Naar boven ↑

Update

Nummer 8, 2022
Uitspraken van 16-02-2022 tot 24-02-2022
Redactie: prof. mr. dr. A.R. Houweling, mr. L. Kirkpatrick, mr. M. Assenberg van Eijsden, mr. E.L. Eijkelenboom, mr. S.C. Goedhart, mr. C.P. Kuijer, mr. D. Ottevanger, mr. drs. T.J. Post, I.J. Schipper, mr. S.A. Slootweg, mr. S. van der Slot, mr. V. Twilt en mr. S. Wiersma-Helal.

Geachte heer/mevrouw,

Bijgaand treft u weer een nieuwe AR Update aan.

AR-annotatie Ruben Houweling: Your Bad Valentine: over het temporele en personele bereik van de Xella-plicht
Graag wijzen wij u op de nieuwe AR-annotatie van Ruben Houweling bij de twee Xella-conclusies over het temporele (AR 2022-0224) en personele bereik (AR 2022-0223) van de Xella-plicht.

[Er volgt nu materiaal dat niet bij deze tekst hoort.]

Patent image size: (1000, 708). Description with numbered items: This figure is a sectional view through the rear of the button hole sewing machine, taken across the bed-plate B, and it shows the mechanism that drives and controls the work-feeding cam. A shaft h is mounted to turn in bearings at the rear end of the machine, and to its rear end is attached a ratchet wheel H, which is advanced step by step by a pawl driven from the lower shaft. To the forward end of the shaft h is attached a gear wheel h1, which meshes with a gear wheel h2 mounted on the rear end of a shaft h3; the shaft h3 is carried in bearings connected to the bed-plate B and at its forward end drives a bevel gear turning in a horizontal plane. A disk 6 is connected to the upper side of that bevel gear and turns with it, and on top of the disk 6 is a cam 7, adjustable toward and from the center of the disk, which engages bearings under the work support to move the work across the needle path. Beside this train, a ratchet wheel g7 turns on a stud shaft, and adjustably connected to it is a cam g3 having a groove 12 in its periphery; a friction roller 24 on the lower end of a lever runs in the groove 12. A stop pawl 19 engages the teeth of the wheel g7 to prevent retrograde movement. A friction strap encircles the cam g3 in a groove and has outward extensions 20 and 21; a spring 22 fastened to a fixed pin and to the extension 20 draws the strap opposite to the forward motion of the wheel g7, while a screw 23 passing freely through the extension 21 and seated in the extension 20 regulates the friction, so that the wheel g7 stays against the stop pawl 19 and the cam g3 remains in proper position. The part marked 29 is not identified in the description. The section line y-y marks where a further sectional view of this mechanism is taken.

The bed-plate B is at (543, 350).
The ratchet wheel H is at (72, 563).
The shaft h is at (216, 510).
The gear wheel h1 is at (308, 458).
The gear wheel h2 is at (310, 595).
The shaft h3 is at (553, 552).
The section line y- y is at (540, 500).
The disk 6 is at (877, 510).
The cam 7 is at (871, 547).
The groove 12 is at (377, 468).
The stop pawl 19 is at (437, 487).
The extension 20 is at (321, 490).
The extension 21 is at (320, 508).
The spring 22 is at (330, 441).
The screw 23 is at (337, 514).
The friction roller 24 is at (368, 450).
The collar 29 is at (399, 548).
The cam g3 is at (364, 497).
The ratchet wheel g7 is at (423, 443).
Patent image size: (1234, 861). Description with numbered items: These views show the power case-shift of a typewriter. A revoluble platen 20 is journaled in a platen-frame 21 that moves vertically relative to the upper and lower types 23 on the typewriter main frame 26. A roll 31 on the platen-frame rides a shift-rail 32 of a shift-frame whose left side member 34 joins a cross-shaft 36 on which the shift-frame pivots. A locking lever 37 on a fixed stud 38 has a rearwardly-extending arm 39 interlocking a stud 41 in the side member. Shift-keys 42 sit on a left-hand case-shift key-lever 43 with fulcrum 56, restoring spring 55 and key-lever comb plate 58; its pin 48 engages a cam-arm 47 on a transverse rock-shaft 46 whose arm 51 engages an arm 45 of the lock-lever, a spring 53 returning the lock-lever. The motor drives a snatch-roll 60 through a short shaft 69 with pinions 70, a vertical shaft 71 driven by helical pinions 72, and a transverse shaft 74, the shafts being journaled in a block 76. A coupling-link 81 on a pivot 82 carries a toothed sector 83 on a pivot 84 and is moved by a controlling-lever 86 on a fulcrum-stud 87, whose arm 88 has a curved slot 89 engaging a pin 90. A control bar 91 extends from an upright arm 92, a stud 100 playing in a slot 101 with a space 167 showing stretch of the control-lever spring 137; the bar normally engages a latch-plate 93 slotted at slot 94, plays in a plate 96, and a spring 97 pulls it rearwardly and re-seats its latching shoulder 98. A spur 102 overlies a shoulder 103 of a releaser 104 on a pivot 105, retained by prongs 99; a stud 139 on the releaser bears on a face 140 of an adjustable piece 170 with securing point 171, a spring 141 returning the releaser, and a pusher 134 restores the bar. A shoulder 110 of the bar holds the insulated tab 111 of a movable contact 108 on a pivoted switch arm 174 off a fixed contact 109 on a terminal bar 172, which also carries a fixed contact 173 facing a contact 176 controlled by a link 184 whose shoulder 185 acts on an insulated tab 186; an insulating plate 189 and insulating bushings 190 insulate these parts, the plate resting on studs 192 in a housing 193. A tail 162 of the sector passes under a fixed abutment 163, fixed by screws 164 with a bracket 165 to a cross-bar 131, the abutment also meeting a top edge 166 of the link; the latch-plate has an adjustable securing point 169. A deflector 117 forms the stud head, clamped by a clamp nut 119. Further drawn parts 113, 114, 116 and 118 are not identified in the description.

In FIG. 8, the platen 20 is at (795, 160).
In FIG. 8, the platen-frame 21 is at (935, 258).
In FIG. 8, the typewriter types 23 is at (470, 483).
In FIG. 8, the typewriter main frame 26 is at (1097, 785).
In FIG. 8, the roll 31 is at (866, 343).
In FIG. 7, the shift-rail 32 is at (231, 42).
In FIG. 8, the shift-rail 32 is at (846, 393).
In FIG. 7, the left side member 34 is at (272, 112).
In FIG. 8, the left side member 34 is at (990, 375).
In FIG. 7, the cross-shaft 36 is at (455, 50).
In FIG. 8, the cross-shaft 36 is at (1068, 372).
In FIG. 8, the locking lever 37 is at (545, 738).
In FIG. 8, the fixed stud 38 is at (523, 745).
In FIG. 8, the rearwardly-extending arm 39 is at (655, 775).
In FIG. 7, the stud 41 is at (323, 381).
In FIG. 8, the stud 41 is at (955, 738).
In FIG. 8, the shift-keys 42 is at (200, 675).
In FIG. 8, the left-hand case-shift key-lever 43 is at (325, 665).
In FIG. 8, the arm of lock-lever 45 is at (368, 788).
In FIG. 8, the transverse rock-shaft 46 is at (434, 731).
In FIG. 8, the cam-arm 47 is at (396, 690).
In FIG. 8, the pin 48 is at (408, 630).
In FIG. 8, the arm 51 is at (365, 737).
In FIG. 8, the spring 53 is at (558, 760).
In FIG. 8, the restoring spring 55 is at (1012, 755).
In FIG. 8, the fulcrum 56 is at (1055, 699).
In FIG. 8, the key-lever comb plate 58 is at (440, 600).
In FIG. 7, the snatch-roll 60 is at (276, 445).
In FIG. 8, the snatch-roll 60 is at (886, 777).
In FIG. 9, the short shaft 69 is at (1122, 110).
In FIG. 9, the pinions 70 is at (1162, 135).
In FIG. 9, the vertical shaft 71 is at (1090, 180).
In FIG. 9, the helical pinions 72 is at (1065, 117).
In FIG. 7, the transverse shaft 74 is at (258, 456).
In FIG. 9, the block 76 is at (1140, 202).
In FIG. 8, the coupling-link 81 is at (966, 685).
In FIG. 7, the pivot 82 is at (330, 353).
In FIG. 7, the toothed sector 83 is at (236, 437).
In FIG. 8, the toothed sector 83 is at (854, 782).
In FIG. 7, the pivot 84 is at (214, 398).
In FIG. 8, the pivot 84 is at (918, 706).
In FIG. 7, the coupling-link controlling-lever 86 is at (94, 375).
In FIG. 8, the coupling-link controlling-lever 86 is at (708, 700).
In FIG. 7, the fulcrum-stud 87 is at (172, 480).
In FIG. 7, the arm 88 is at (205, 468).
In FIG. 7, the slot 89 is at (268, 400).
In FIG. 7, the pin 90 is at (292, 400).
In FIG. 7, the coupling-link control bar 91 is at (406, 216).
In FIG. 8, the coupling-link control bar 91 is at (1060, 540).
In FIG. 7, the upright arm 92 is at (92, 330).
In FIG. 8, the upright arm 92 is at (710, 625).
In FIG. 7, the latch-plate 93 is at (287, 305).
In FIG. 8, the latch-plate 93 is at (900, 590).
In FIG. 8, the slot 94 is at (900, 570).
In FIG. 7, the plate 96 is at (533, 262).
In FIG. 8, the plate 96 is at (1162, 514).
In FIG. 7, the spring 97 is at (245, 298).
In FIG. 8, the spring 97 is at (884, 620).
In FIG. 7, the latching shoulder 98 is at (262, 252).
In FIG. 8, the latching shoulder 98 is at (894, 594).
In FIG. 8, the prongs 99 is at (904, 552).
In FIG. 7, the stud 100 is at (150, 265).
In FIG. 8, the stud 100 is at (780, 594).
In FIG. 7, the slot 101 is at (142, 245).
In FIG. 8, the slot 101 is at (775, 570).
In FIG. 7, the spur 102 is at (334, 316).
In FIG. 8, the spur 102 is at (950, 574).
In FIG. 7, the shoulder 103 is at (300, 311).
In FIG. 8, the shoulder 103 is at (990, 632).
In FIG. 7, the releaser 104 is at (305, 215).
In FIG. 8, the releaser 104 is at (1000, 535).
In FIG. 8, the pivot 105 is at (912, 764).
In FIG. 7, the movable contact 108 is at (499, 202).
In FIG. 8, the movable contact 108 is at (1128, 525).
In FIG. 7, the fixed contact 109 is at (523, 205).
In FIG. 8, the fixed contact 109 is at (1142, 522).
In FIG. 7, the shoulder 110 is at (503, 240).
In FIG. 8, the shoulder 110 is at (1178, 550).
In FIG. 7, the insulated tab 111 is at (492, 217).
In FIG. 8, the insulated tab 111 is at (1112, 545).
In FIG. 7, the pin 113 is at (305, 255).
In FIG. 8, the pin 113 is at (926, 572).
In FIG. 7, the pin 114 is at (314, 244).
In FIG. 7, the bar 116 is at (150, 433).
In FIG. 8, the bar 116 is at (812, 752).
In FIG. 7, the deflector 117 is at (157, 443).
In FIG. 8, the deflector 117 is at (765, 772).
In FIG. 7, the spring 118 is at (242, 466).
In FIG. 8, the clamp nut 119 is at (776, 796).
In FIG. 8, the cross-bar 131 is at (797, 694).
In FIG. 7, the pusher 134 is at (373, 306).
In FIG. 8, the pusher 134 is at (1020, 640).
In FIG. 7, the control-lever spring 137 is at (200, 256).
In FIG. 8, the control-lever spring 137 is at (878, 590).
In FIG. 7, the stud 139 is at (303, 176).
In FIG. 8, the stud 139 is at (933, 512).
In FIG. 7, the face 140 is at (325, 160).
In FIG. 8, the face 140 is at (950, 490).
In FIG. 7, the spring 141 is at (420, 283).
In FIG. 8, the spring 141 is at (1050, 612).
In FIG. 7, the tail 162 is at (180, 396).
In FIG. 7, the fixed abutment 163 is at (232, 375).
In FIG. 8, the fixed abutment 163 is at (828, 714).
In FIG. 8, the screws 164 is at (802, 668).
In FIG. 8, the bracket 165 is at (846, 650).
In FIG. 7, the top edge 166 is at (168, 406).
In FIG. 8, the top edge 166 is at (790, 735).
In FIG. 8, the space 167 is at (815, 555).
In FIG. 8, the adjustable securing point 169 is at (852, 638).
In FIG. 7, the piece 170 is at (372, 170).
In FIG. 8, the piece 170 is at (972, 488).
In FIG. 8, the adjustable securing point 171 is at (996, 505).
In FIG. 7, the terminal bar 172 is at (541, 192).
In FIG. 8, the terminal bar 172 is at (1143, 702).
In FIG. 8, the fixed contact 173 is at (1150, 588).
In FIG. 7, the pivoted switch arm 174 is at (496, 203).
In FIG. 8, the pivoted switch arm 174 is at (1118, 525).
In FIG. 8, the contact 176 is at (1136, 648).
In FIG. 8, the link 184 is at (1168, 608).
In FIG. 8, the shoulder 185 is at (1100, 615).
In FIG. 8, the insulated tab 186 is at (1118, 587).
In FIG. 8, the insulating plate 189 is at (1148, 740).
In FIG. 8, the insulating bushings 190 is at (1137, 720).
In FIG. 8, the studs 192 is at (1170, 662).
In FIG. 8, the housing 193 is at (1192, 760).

In deze annotatie stelt Houweling een aantal vragen bij de uitkomst dat Xella geldt voor alle slapers en ook terugwerkt tot 1 juli 2015. Onder verwijzing naar (andere) arresten van de Hoge Raad wijst hij op het reële risico dat de Hoge Raad nog meer op de stoel van de wetgever gaat zitten, zonder een allesomvattende en sluitende rechtsregel te (kunnen) formuleren. Klik hier om de annotatie te lezen.

Rechtspraak
Graag wijzen wij u op de volgende uitspraken.

Hoge Raad: peilmoment UWV opzegverbod artikel 7:670 BW leidend voor aansluitende ontbindingsprocedure
In AR 2022-0196 geeft de Hoge Raad antwoord op de vraag hoe om te gaan met het opzegverbod bij een ziekmelding na afwijzing toestemmingsverzoek op de a-grond via het UWV in een aansluitende ontbindingsprocedure. De Hoge Raad wijst erop dat op grond van artikel 7:671b lid 2 BW het peilmoment van ontvangst ontslagaanvraag UWV leidend is voor de toepassing van artikel 7:670 lid 1 sub b BW. Dat artikel 7:671b lid 7 BW ook een eigen aanvangsmoment bepaalt voor de werking van artikel 7:670 lid 1 BW, staat hieraan niet in de weg. Een dergelijke bepaling is immers nodig om niet a-grond-verzoeken van een objectief aanvangsmoment te voorzien.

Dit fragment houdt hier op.